Section 45(d)(3)(A) defines a qualified facility using open-loop biomass to produce electricity as any facility owned by the taxpayer which in the case of a facility using agricultural livestock waste nutrients, was originally placed in service after the date of the enactment of section 45(d)(3)(A)(i)(I) (October 22, 2004) and the construction of which began before January 1, 2025, and the nameplate capacity rating of which is not less than 150 kilowatts, and in the case of any other facility, the construction of which began before January 1, 2025. In the case of any facility described in section 45(d)(3)(A), if the owner of such facility is not the producer of the electricity, section 45(d)(3)(C) provides that the person eligible for the credit allowable under section 45(a) is the lessee or the operator of such facility. A qualified facility using open-loop biomass includes a new unit placed in service after the date of the enactment of section 45(d)(3)(B) (October 3, 2008) in connection with a qualified facility using open-loop biomass, but only to the extent of the increased amount of electricity produced at the facility by reason of such new unit.

Section 45(d)(4) defines a qualified facility using geothermal energy to produce electricity as any facility owned by the taxpayer that was originally placed in service after the date of the enactment of section 45(d)(4) (October 22, 2004) and the construction of which began before January 1, 2025. A qualified facility using geothermal energy does not include any property described in section 48(a)(3) the basis of which is taken into account by the taxpayer for purposes of determining the energy credit under section 48.

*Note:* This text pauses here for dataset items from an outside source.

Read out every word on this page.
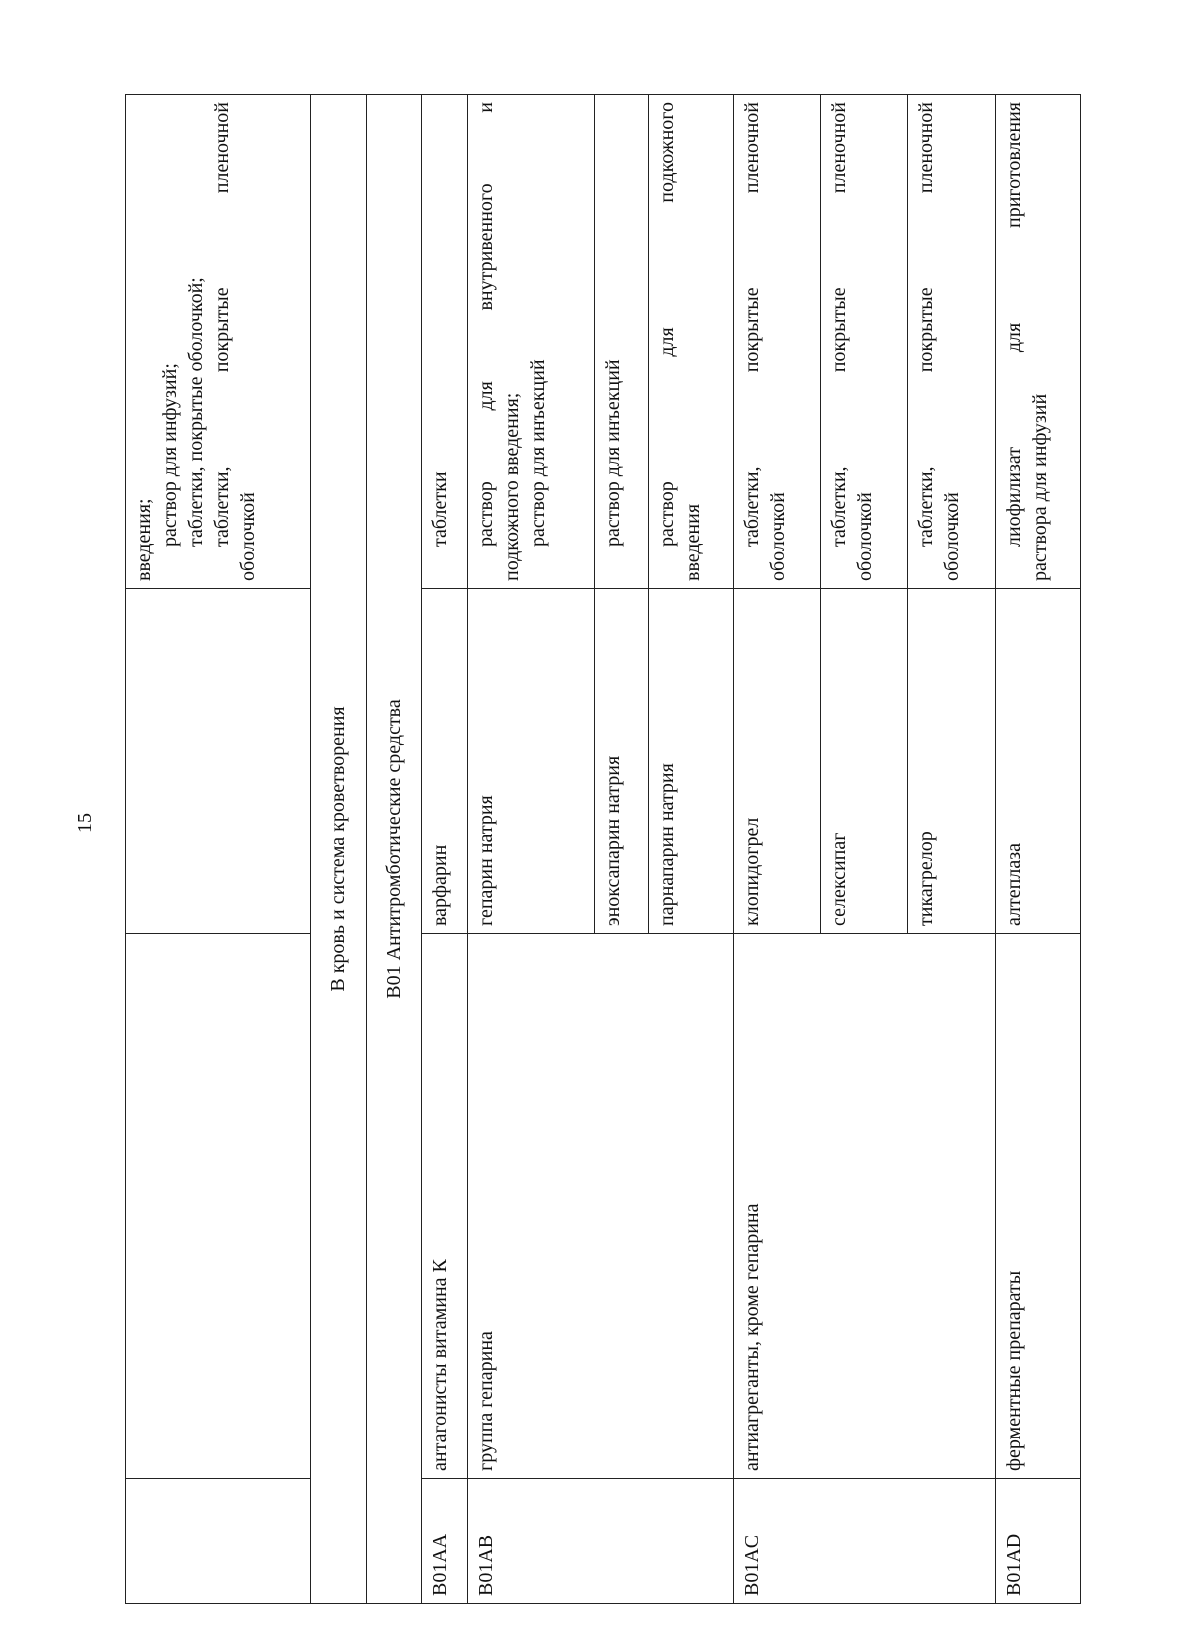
15

			введения; раствор для инфузий; таблетки, покрытые оболочкой; таблетки, покрытые пленочной оболочкой

B кровь и система кроветворения			
B01 Антитромботические средства			
B01AA	антагонисты витамина К	варфарин	таблетки

B01AB	группа гепарина	гепарин натрия	раствор для внутривенного и подкожного введения; раствор для инъекций

		эноксапарин натрия	раствор для инъекций

		парнапарин натрия	раствор для подкожного введения

B01AC	антиагреганты, кроме гепарина	клопидогрел	таблетки, покрытые пленочной оболочкой

		селексипаг	таблетки, покрытые пленочной оболочкой

		тикагрелор	таблетки, покрытые пленочной оболочкой

B01AD	ферментные препараты	алтеплаза	лиофилизат для приготовления раствора для инфузий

As amended by the IRA and effective for solar energy facilities placed in service after December 31, 2021, section 45(d)(4) also defines a qualified facility using solar energy to produce electricity as any facility owned by the taxpayer that was originally placed in service after the date of the enactment of section 45(d)(4) (October 22, 2004) and the construction of which began before January 1, 2025. A qualified facility using solar energy does not include any property described in section 48(a)(3) the basis of which is taken into account by the taxpayer for purposes of determining the energy credit under section 48.

Section 45(d)(6) defines a qualified facility using gas derived from the biodegradation of municipal solid waste to produce electricity as any facility owned by the taxpayer that was originally placed in service after the date of the enactment of section 45(d)(6) (October 22, 2004) and the construction of which began before January 1, 2025.

Section 45(d)(7) defines a qualified facility (other than a facility described in section 45(d)(6)) that uses municipal solid waste to produce electricity as any facility owned by the taxpayer that was originally placed in service after the date of the enactment of section 45(d)(7) (October 22, 2004) and the construction of which began before January 1, 2025. A qualified facility using municipal solid waste includes a new unit placed in service in connection with a facility placed in service on or before the date of the enactment of section 45(d)(7), but only to the extent of the increased amount of electricity produced at the facility by reason of such new unit.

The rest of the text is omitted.